Assim sendo, uma coisa é certa:
independentemente de seu grau de instrução ou fase da sua vida, você terá que
manejar as marolas afetivas que lhe atingem a todo momento. E, dependendo da
maneira que você se posicionar diante desse sofrimento, seguramente, ele poderá
ser suavizado e, em muitos casos, abreviado.
Sim, é exatamente isso que você entendeu.
De acordo com sua destreza pessoal, transitar
pelos sentimentos ruins é algo que também pode ser aprendido e, caso você ainda
não saiba, é exatamente isso que fazemos em uma boa psicoterapia: ajudar as
pessoas de maneira técnica e efetiva no desenvolvimento de várias formas de
resiliência psicológica e na criação de habilidades de enfrentamento.
A aflição psicológica se apresenta,
normalmente, nestes níveis bastante claros:
O primeiro diz respeito àquelas condições em
que as pessoas se queixam das situações da vida como as grandes causadoras de
seu sofrimento pessoal.
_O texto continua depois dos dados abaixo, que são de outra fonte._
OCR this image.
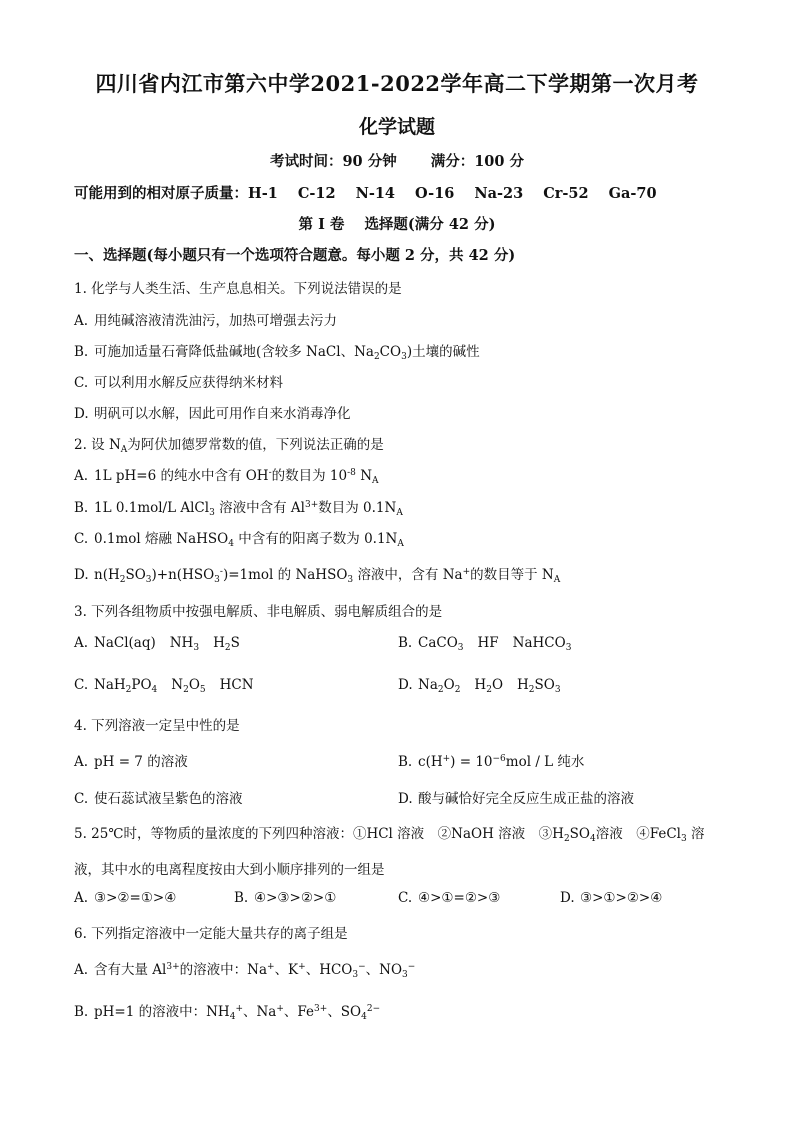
四川省内江市第六中学2021-2022学年高二下学期第一次月考
化学试题
考试时间：90 分钟 满分：100 分
可能用到的相对原子质量：H-1 C-12 N-14 O-16 Na-23 Cr-52 Ga-70
第 I 卷 选择题(满分 42 分)
一、选择题(每小题只有一个选项符合题意。每小题 2 分，共 42 分)
1. 化学与人类生活、生产息息相关。下列说法错误的是
A. 用纯碱溶液清洗油污，加热可增强去污力
B. 可施加适量石膏降低盐碱地(含较多 NaCl、$Na_2CO_3$)土壤的碱性
C. 可以利用水解反应获得纳米材料
D. 明矾可以水解，因此可用作自来水消毒净化
2. 设 $N_A$为阿伏加德罗常数的值，下列说法正确的是
A. 1L pH=6 的纯水中含有 OH-的数目为 $10^{-8}$ $N_A$
B. 1L 0.1mol/L AlCl$_3$ 溶液中含有 $Al^{3+}$数目为 $0.1N_A$
C. 0.1mol 熔融 NaHSO$_4$ 中含有的阳离子数为 $0.1N_A$
D. $n(H_2SO_3)+n(HSO_3^-)=1mol$ 的 NaHSO$_3$ 溶液中，含有 Na+的数目等于 $N_A$
3. 下列各组物质中按强电解质、非电解质、弱电解质组合的是
A. NaCl(aq) $NH_3$ $H_2S$	B. CaCO$_3$ HF NaHCO$_3$
C. $NaH_2PO_4$ $N_2O_5$ HCN	D. $Na_2O_2$ $H_2O$ $H_2SO_3$
4. 下列溶液一定呈中性的是
A. pH = 7 的溶液	B. $c(H^+) = 10^{-6}mol / L$ 纯水
C. 使石蕊试液呈紫色的溶液	D. 酸与碱恰好完全反应生成正盐的溶液
5. 25℃时，等物质的量浓度的下列四种溶液：①HCl 溶液　②NaOH 溶液　$③H_2SO_4$溶液　④FeCl$_3$ 溶
液，其中水的电离程度按由大到小顺序排列的一组是
A. ③>②=①>④	B. ④>③>②>①	C. ④>①=②>③	D. ③>①>②>④
6. 下列指定溶液中一定能大量共存的离子组是
A. 含有大量 $Al^{3+}$的溶液中：Na+、K+、$HCO_3^-$、$NO_3^-$
B. pH=1 的溶液中：$NH_4^+$、Na+、$Fe^{3+}$、$SO_4^{2-}$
Ou seja, muitos, ao analisarem retrospectivamente, se
descrevem como vítimas de sua existência. Assim sendo, semelhante a uma criança
que, ao tentar sair do berço, por exemplo, assume condutas arriscadas – dada sua
pouca maturidade, e acaba caindo, faz do “berço” o maior “responsável” pela sua
angústia. Vou lhe dizer então, que grande parte dos pacientes assim se
descrevem, ao se sentarem à minha frente no começo de uma psicoterapia, pois,
ainda com uma compreensão limitada, responsabilizam terceiros como os
verdadeiros causadores de seu infortúnio particular.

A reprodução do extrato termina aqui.